Als Future Fit Leader sprichst du Fehler von dir aus an, vor allem wenn es um deine eigenen geht. Du lädst deine Mitarbeiter:innen ein, Störungen und Lücken in Prozessen – vielleicht vorerst anonym auf einem Miroboard – aufzuschreiben. Berichtet ein:e Mitarbeiter:in von Frust oder Fehlern, dann reagierst du wertschätzend und konstruktiv. Darüber hinaus analysierst du, ob die aktuelle Teamkultur Offenheit erschwert: Wird Innovationsgeist und Fehlerkultur wirklich, auch in Form von Beförderungen oder bei der Jahresabschlussfeier, wertgeschätzt?

7 - Sprich über wichtige, schwierige oder heikle Themen von Angesicht zu Angesicht

Gerade in einer stark digitalisierten Welt hat das face-to-face Gespräch seinen Stellenwert, vor allem für komplexe Gespräche. Schwierige oder sensible Anliegen sind dadurch gekennzeichnet, dass du und dein Gegenüber sich in der Sache uneinig seid, dass das Thema emotional aufgeladen ist, dass du dir eine Verhaltensänderung wünscht, oder eine Entschuldigung ansteht

Als Future Fit Leader erkennst du, welche Situationen Kommunikation von Angesicht zu Angesicht erfordern. Du weißt, dass es beim erfolgreichen Austausch nicht um die perfekte Formulierung geht, an der du in der Email stundenlang feilen kannst, sondern um Authentizität, Respekt und Verbundenheit.

Fazit: Wie verbesserst du die Kommunikation in deinem Unternehmen?

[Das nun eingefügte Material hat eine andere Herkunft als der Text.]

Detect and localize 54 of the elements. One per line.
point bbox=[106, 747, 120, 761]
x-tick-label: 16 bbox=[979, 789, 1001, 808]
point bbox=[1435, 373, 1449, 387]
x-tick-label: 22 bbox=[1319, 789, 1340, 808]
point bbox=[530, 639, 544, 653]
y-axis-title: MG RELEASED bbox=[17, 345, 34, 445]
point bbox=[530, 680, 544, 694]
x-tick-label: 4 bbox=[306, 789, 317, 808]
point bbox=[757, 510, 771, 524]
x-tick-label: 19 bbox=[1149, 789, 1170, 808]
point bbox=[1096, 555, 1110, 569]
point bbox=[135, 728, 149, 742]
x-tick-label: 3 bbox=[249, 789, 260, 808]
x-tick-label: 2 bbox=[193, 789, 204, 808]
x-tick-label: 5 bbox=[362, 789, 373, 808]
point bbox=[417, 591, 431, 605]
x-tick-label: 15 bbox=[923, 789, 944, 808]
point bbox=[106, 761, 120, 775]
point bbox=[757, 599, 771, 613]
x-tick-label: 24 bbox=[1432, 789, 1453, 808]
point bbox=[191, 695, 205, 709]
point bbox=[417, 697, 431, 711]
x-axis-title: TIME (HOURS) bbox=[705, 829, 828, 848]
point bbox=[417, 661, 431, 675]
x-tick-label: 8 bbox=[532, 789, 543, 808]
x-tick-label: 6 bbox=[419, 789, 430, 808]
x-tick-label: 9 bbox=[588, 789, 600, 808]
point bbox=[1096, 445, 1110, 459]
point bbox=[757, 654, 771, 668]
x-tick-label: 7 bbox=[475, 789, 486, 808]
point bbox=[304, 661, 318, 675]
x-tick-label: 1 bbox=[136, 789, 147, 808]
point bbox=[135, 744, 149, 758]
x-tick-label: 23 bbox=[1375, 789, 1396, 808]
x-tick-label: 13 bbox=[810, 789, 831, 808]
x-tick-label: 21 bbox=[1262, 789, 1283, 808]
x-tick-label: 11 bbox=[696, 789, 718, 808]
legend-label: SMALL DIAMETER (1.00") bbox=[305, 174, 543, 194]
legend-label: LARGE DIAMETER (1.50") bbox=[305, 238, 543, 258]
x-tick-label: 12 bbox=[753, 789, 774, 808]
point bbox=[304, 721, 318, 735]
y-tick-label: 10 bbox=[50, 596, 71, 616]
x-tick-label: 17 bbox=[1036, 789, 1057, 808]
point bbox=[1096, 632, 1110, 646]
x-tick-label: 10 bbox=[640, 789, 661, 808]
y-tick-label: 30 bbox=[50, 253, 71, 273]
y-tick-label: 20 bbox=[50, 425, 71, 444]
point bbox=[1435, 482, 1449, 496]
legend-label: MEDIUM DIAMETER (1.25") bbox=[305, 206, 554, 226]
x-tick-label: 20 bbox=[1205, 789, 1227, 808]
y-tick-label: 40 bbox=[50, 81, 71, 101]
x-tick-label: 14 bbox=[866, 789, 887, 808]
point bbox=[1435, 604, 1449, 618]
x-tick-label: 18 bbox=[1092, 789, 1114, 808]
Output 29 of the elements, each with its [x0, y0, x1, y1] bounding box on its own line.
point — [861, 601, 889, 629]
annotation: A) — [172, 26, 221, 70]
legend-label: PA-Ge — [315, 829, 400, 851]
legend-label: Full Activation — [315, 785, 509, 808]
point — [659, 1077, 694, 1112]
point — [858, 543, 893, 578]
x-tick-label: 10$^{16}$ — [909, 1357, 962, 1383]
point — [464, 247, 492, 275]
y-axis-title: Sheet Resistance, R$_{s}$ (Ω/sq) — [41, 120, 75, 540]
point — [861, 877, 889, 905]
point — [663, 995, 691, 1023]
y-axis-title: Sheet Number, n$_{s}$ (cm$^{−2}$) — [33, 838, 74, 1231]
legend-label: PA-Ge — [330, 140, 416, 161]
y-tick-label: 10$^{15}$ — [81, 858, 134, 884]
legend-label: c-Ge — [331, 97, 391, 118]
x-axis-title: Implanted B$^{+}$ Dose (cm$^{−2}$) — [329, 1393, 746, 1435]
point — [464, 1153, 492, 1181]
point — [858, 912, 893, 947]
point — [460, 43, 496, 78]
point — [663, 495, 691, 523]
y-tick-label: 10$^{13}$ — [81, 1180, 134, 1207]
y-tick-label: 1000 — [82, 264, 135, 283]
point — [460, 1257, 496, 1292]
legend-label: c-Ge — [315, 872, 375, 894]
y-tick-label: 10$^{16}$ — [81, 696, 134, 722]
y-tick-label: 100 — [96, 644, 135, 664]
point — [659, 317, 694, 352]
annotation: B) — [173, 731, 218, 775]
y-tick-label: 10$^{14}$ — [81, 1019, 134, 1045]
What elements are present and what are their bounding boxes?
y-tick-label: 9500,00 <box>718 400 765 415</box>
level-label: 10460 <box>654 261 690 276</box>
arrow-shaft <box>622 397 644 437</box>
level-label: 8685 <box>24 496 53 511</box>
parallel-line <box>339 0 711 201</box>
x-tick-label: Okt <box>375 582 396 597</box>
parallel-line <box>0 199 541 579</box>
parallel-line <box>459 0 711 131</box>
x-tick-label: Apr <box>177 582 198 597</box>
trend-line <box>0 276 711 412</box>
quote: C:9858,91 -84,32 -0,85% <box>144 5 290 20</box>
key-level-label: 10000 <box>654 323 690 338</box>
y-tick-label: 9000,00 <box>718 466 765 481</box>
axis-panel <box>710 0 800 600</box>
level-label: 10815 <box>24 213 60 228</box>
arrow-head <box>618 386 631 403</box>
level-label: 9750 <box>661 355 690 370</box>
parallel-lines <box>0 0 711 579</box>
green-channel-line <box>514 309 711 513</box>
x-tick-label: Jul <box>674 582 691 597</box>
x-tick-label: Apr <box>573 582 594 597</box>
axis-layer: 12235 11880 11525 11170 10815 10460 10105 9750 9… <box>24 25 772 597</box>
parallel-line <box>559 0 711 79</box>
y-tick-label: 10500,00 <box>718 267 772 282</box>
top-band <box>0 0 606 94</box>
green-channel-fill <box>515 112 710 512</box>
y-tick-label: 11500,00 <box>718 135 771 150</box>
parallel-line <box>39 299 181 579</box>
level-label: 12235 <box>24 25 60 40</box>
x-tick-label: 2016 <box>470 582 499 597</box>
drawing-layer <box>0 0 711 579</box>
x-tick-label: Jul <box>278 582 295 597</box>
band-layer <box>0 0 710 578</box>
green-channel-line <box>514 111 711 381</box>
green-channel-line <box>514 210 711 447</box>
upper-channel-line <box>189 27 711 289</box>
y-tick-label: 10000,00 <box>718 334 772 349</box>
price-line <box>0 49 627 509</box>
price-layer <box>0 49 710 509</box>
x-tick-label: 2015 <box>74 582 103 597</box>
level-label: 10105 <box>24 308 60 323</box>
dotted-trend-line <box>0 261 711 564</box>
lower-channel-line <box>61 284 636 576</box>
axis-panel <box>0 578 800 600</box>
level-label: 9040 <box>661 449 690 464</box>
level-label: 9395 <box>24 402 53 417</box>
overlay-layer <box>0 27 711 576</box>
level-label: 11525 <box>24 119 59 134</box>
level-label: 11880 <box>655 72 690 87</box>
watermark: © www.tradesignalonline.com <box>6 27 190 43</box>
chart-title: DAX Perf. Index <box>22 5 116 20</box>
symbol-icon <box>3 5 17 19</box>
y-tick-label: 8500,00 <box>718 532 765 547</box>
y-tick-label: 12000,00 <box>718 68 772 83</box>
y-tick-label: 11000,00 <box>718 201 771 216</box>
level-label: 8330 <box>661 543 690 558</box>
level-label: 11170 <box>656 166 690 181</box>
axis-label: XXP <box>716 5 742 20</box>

Du schätzt Dissens, sprichst zukunftsorientiert, trennst in deinen Formulierungen Emotion von Argument, förderst freies Denken und gemeinschaftliches Handeln, erkennst Beiträge deiner Teammitglieder an, sprichst über Fehler, und nimmst dir Zeit für wichtige face-to-face Gespräche. Ob dein Start-up, KMU oder Konzern in der digitalen Ära erfolgreich ist, hängt von vielen Variablen ab. Kommunikation ist auf jeden Fall eine davon.